Russia is developing a smaller Starlink and will continue to operate until 2027



Russia intends to launch a commercial version of its domestic answer to Starlink next year, according to people familiar with the program cited by Reuters.

Constellation is called Rassvet, the operator is a private aerospace firm called Bureau 1440, and its ambition is deliberately narrower than its rival American network.

Libra tells the story. SpaceX launched thousands of Starlink satellites into low Earth orbit. Bureau 1440 plans to reach commercial service in the high hundreds of constellations in 2027, with 288 to 292 satellites listed for the first operational phase, and a longer-term goal of around 900 by the mid-2030s.

Moscow has conceptually described the goal as something like this for years Starlink More than a similar match and the numbers keep that promise honest.

The hardware is longer than the rhetoric alone suggests.
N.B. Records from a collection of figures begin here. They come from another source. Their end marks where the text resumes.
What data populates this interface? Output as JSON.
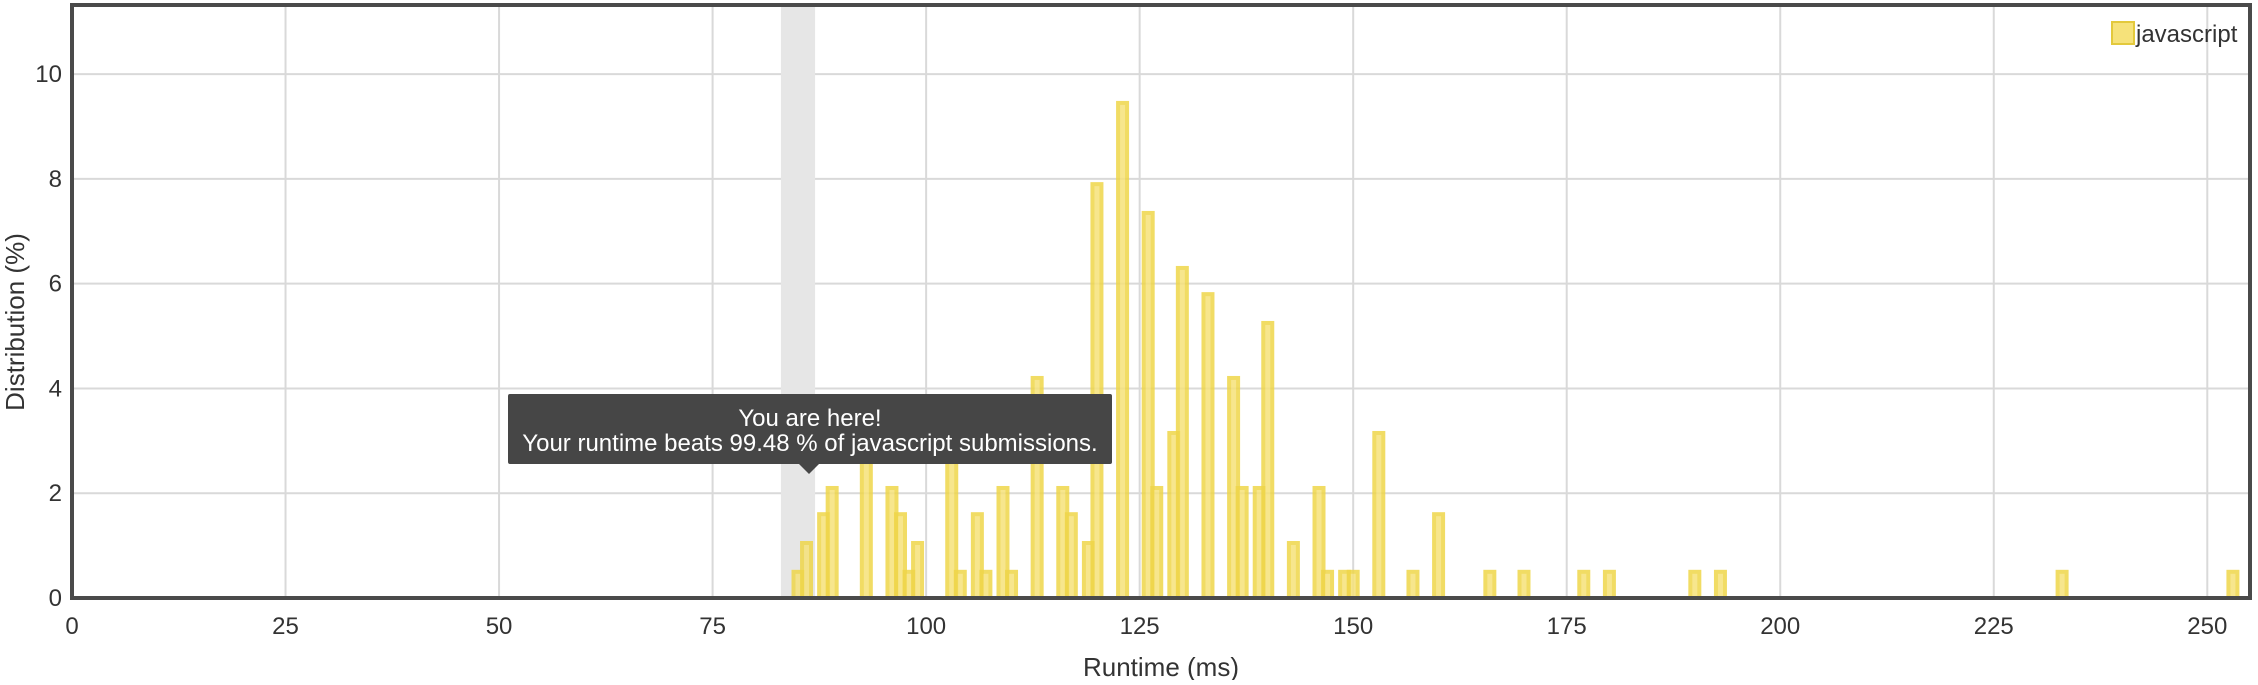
{
  "chart_data": {
    "type": "bar",
    "title": "",
    "xlabel": "Runtime (ms)",
    "ylabel": "Distribution (%)",
    "xlim": [
      0,
      255
    ],
    "ylim": [
      0,
      11.3
    ],
    "x_ticks": [
      0,
      25,
      50,
      75,
      100,
      125,
      150,
      175,
      200,
      225,
      250
    ],
    "y_ticks": [
      0,
      2,
      4,
      6,
      8,
      10
    ],
    "grid": true,
    "legend_position": "top-right",
    "series": [
      {
        "name": "javascript",
        "color": "#f6e27a",
        "x": [
          85,
          86,
          88,
          89,
          93,
          96,
          97,
          98,
          99,
          103,
          104,
          106,
          107,
          109,
          110,
          113,
          116,
          117,
          119,
          120,
          123,
          126,
          127,
          129,
          130,
          133,
          136,
          137,
          139,
          140,
          143,
          146,
          147,
          149,
          150,
          153,
          157,
          160,
          166,
          170,
          177,
          180,
          190,
          193,
          233,
          253
        ],
        "values": [
          0.5,
          1.05,
          1.6,
          2.1,
          2.6,
          2.1,
          1.6,
          0.5,
          1.05,
          2.6,
          0.5,
          1.6,
          0.5,
          2.1,
          0.5,
          4.2,
          2.1,
          1.6,
          1.05,
          7.9,
          9.45,
          7.35,
          2.1,
          3.15,
          6.3,
          5.8,
          4.2,
          2.1,
          2.1,
          5.25,
          1.05,
          2.1,
          0.5,
          0.5,
          0.5,
          3.15,
          0.5,
          1.6,
          0.5,
          0.5,
          0.5,
          0.5,
          0.5,
          0.5,
          0.5,
          0.5
        ]
      }
    ],
    "highlight": {
      "x_range": [
        83,
        87
      ]
    },
    "tooltip": {
      "line1": "You are here!",
      "line2": "Your runtime beats 99.48 % of javascript submissions."
    }
  }
}
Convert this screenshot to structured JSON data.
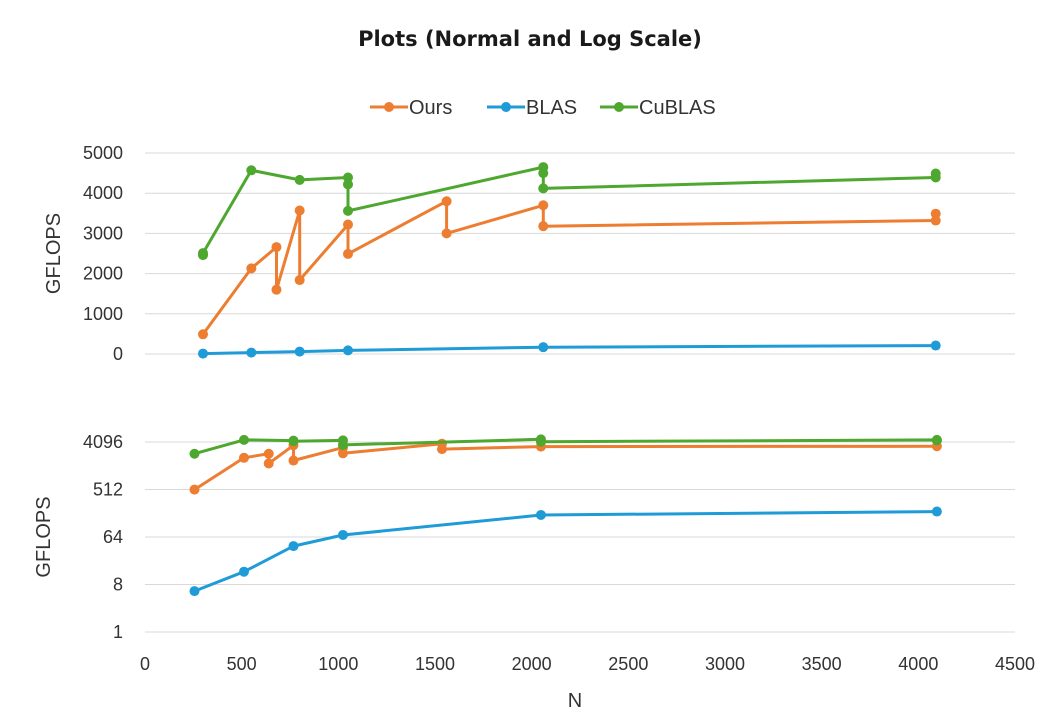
{
  "chart_data": {
    "type": "line",
    "title": "Plots (Normal and Log Scale)",
    "legend": {
      "position": "top-center",
      "entries": [
        "Ours",
        "BLAS",
        "CuBLAS"
      ]
    },
    "xlabel": "N",
    "xlim": [
      0,
      4500
    ],
    "xticks": [
      "0",
      "500",
      "1000",
      "1500",
      "2000",
      "2500",
      "3000",
      "3500",
      "4000",
      "4500"
    ],
    "panels": [
      {
        "scale": "linear",
        "ylabel": "GFLOPS",
        "ylim": [
          0,
          5000
        ],
        "yticks": [
          "0",
          "1000",
          "2000",
          "3000",
          "4000",
          "5000"
        ],
        "grid": true,
        "series": [
          {
            "name": "Ours",
            "color": "#ed7d31",
            "x": [
              300,
              550,
              680,
              680,
              800,
              800,
              1050,
              1050,
              1560,
              1560,
              2060,
              2060,
              4090,
              4090
            ],
            "y": [
              490,
              2130,
              2660,
              1600,
              3570,
              1840,
              3220,
              2490,
              3800,
              3000,
              3700,
              3180,
              3320,
              3490
            ]
          },
          {
            "name": "BLAS",
            "color": "#1f9bd8",
            "x": [
              300,
              550,
              800,
              1050,
              2060,
              4090
            ],
            "y": [
              10,
              35,
              60,
              90,
              170,
              210
            ]
          },
          {
            "name": "CuBLAS",
            "color": "#4ea72e",
            "x": [
              300,
              300,
              550,
              800,
              1050,
              1050,
              1050,
              2060,
              2060,
              2060,
              4090,
              4090
            ],
            "y": [
              2460,
              2510,
              4570,
              4330,
              4390,
              4220,
              3560,
              4650,
              4500,
              4120,
              4390,
              4490
            ]
          }
        ]
      },
      {
        "scale": "log2",
        "ylabel": "GFLOPS",
        "ylim": [
          1,
          4096
        ],
        "yticks": [
          "1",
          "8",
          "64",
          "512",
          "4096"
        ],
        "grid": true,
        "series": [
          {
            "name": "Ours",
            "color": "#ed7d31",
            "x": [
              256,
              512,
              640,
              640,
              768,
              768,
              1024,
              1024,
              1536,
              1536,
              2048,
              4096
            ],
            "y": [
              510,
              2050,
              2450,
              1600,
              3550,
              1820,
              3200,
              2500,
              3800,
              3000,
              3350,
              3400
            ]
          },
          {
            "name": "BLAS",
            "color": "#1f9bd8",
            "x": [
              256,
              512,
              768,
              1024,
              2048,
              4096
            ],
            "y": [
              6,
              14,
              43,
              70,
              168,
              195
            ]
          },
          {
            "name": "CuBLAS",
            "color": "#4ea72e",
            "x": [
              256,
              512,
              768,
              768,
              1024,
              1024,
              2048,
              2048,
              4096,
              4096
            ],
            "y": [
              2450,
              4500,
              4350,
              4250,
              4400,
              3600,
              4600,
              4150,
              4500,
              4400
            ]
          }
        ]
      }
    ]
  }
}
In March, the company launched 16 operational satellites on March 23, following the launch of experimental ships in 2023 and 2024 as part of the Rassvet-1 and Rassvet-2 test programs.

The bureau described the 1,440 satellites as carrying 5G non-terrestrial network communications, laser intersatellite communications, an improved power system and plasma thrusters, standard kit for a modern broadband constellation.

Dmitry Bakanov, head of the Roscosmos space agency, told Reuters last September that several test vehicles already in orbit had been checked and production satellites had been replaced accordingly.

Transmission targets are also published. Bureau 1440 announced speeds per subscriber ranging from 50 megabits to one gigabit per second, with planned coverage in more than 70 countries.

These numbers are more claims than demonstrated performance, the difference between a constellation on a slide and a paid traffic carrier, and only a commercial release will put them to the test.

At least the money is put on paper. The Russian government has committed 102.8 billion rubles, about $1.26 billion, to Rassvet, and Bureau 1440 says it will add about 329 billion rubles, about $4 billion, by 2030.

The company has potential demand for 1.5-2 million subscribers in Russia, and around 12 million worldwide, and the coverage is planned to cover more than 70 countries.

2027 deserves a mention. The previous target was lost amid production shortages, the kind of detail that is repeated in constellation programs everywhere, not just in Russia.

Creating satellites is a challenge; building them fast enough is different and more difficult with the numbers required by a useful network. The 16 operational ships currently in orbit are the start of the number that must clear 250 before serving paying customers.

At the bottom of the trade is a strategic axis. A sovereign broadband network independent of a foreign operator is attractive to any government watching Starlink become a factor in the war in Ukraine.

Whether Rassvet fits the schedule and Bureau 1440’s ability to advertise is a question 2027 will answer. Horoscope, for now, is basically a plan with a starting cadence added.